Google, the King & the King Maker

This past weekend a series of posts from some of the more influential bloggers prompted me to ask the question: do we trust Google? Results of our spot poll indicated that at least our readers were almost evenly split into three camps – those who trust the company, a third who are smart enough not to trust any corporation, and a third who view them as the new Microsoft, and hence don’t trust them.

Rich Skrenta, in his must read post arrives at the conclusion that in the third age of computing, Google is the king. And the king maker. Much like Microsoft in the PC era, and IBM in the mainframe era.

Skrenta, doesn’t implicitly state the fact that Google is not a mere search engine. As a company, its search service has caused a behavior change. This is the most important barrier to entry for all competitors and pretenders to the search throne.

There was a time, only a few years ago, when we would hoard bookmarks, saving them for a proverbial rainy day. Now, some of us keep them in our containers, but mostly we just Google what we are looking for.

The search engine, despite its recent shortcomings has caused a “behavior” change among a large swathe of the world’s Internet population. We keep coming back to it, more and more often, looking for something…. anything really.

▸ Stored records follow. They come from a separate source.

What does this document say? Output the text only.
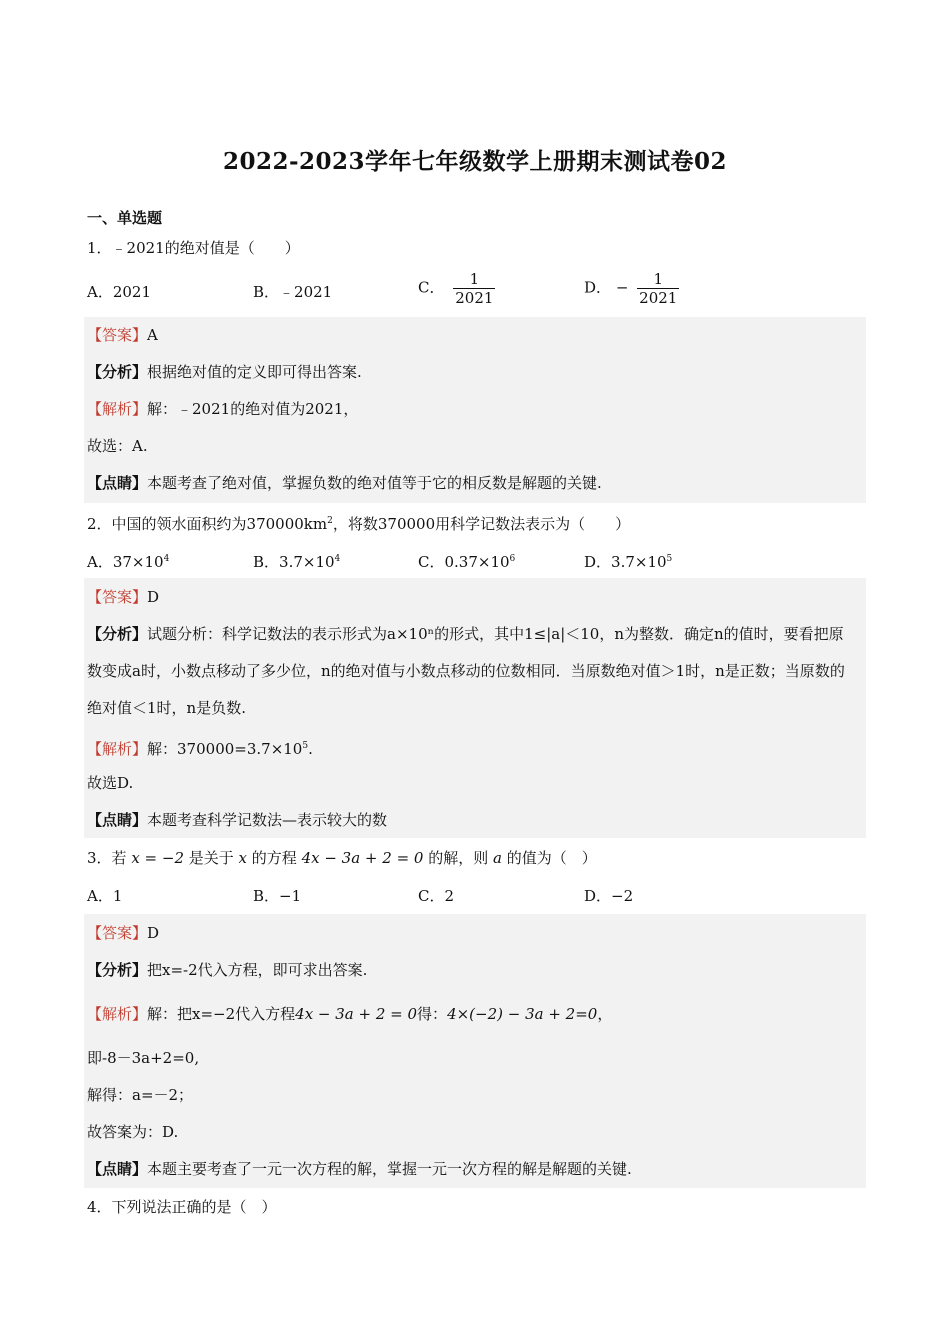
2022-2023学年七年级数学上册期末测试卷02
一、单选题
1．﹣2021的绝对值是（　　）
A．2021	B．﹣2021	C． $\frac{1}{2021}$	D． − $\frac{1}{2021}$
【答案】A
【分析】根据绝对值的定义即可得出答案.
【解析】解：﹣2021的绝对值为2021，
故选：A.
【点睛】本题考查了绝对值，掌握负数的绝对值等于它的相反数是解题的关键.
2．中国的领水面积约为$370000km^2$，将数370000用科学记数法表示为（　　）
A．$37\times 10^4$	B．$3.7\times 10^4$	C．$0.37\times 10^6$	D．$3.7\times 10^5$
【答案】D
【分析】试题分析：科学记数法的表示形式为a×10ⁿ的形式，其中1≤|a|＜10，n为整数．确定n的值时，要看把原数变成a时，小数点移动了多少位，n的绝对值与小数点移动的位数相同．当原数绝对值＞1时，n是正数；当原数的绝对值＜1时，n是负数.
【解析】解：$370000=3.7\times 10^5$.
故选D.
【点睛】本题考查科学记数法—表示较大的数
3．若 x = −2 是关于 x 的方程 4x − 3a + 2 = 0 的解，则 a 的值为（　）
A．1	B．−1	C．2	D．−2
【答案】D
【分析】把x=-2代入方程，即可求出答案.
【解析】解：把x=−2代入方程4x − 3a + 2 = 0得：4×(−2) − 3a + 2=0，
即-8－3a+2=0,
解得：a=－2；
故答案为：D.
【点睛】本题主要考查了一元一次方程的解，掌握一元一次方程的解是解题的关键.
4．下列说法正确的是（　）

Take today for instance: a few friends wanted to grab a steak, but were not sure what steak house would be open on New Year’s Day. Three keywords and a zip-code later, we were eating at Bob’s Steakhouse, just a stone’s throw from my apartment. This query would have previously involved either a 411 call, or a quick look through the Zagat guide. Not anymore!

Who needs them when you have an always on high speed connection and Google? This is some sort of brain programming – the more you use it, the more you come are dependent on it. Despite the zero-friction switching options that might come up, it will be a while, before Google loses its dominance.

Sadly, it also reminds me of John Milton, so wonderfully portrayed by Al Pacino in The Devil’s Advocate. Why do I get a feeling that this is something we will debate, passionately and often in the coming year?